3 Writing Lessons from Elizabeth Strout
There’s very little to love about a global pandemic but one of the silver linings has been the ability to attend the most wonderful writing events all over the world. For little or, in most cases, no cost, I’ve attended book launches, writers’ festivals and even a weekly ‘writing club’ with talented bestseller and all-round cool chick Candice Fox.
Last month I took off on virtual wings to the Melbourne Writers’ Festival. They boldly went digital this year (pivoting like prima ballerinas, as have many other festivals) and I was lucky enough to nab a ticket to see Elizabeth Strout in conversation with Kate Torney.
I’ve been a fan of Elizabeth Strout’s since I first read Olive Kitteridge a few years ago. Then, me being the sort of person who falls in love with authors, sought out all her other work like some kind of demented novel-seeking missile. Her characters are flawed and real, and Strout turns a wry but compassionate eye on them as they deal with the sometimes horrific events that happen in their small town lives.
Here are the three writing lessons I took away from Elizabeth’s session . . .
On Characters
We often hear about the ‘hero’s journey’ or ‘character arc’. Elizabeth Strout has boiled it down to a simple observation. “Some people become bigger and some become bitter.” Without giving too much away, if you’ve read Olive Kitteridge you’ll know that Olive is a rather cantankerous woman who doesn’t suffer fools and believes she is right most of the time. However, as her story progresses, we see her become more vulnerable. She loses some of her bravado, lets a few regrets creep in, turns a critical eye on her past actions and, in doing so, she becomes a better person. Bigger.
Think about novels such as Ove in A Man Called Ove, Connell in Normal People, Jackson from Kate Atkinson’s series, Jude from The Weekend. These are characters who’ve had a few setbacks in life, who have every right to become more bitter as the story progresses, but who break through their fears or regrets or self-loathing to grow as people. The fact that characters like Ove and Olive are so emotionally stunted to begin with makes the growth, the ‘becoming bigger’, so much sweeter and more satisfying.
Of course, we also love to hate the characters that become more bitter. I think they’re what are called antagonists!
On Observation
Elizabeth Strout always starts with character. She has been an habitual observer of people her whole life, beginning with, as a child, observing her mother watch and comment on the people around them. She says her fiction is propelled by the quest to know what it feels like to BE another person, both physically and emotionally. This is evident in the way she speaks about Olive, as though she is a real person, the way Olive ‘shows up’ in Elizabeth’s life and says something entirely Olive!
Elizabeth then takes the character that has come to her - their mannerisms and way of speaking - and throws them into a situation to see how they’ll react.

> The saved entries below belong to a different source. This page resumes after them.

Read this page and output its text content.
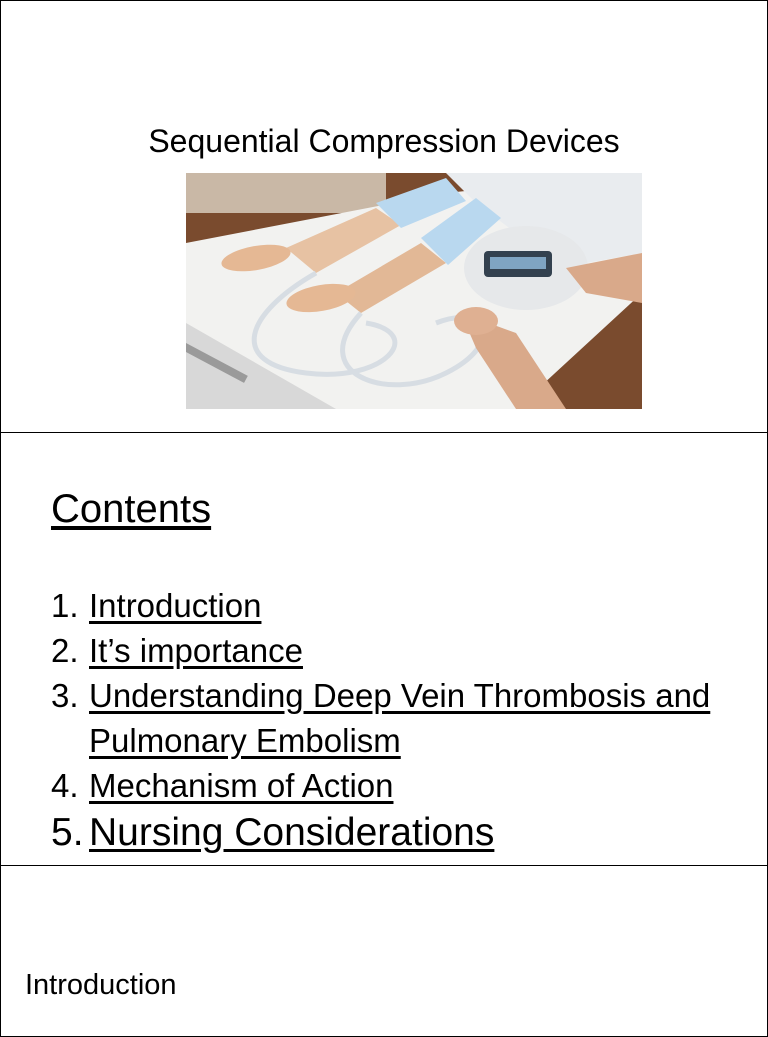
Sequential Compression Devices
Contents
1. Introduction
2. It’s importance
3. Understanding Deep Vein Thrombosis and Pulmonary Embolism
4. Mechanism of Action
5. Nursing Considerations
Introduction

You only have to read the dialogue in a Strout novel to see her powers of observation in action. Conversations between her characters reveal so much about them, both in what they say, and they way they say it.
This, from Olive, Again, when Olive meets her future husband for a date and is feeling nervous:
Jack’s blue eyes twinkled slightly as he bowed and ushered her inside. “Hello, Olive.”
Olive wished she had not come.
“May I take your jacket?” he asked, and she said, “Nope.” She added, “It’s part of my outfit.”
Oh Olive, so contrary, even when people are trying to be nice!
On Writing Process
I’m endlessly fascinated with how different writers approach the creative process. Elizabeth Strout doesn’t write a novel from beginning to end. Instead, she writes in scenes. A character will come to her and she’ll begin writing about them, usually around 3 pages in longhand, trying to determine if the scene has what she calls ‘a heartbeat.’ As she told Ariel Levy from The New Yorker back in 2017:
They seem like real visitors, bringing dispatches from their lives. “I have a very specific memory. I was loading the dishwasher, and Olive just arrived,” Strout told me. “She was standing by the picnic table at her son’s wedding, and I could peer into her head.” She heard Olive thinking, It’s high time everyone went home. “So I wrote that down immediately. And that was it—there was Olive.”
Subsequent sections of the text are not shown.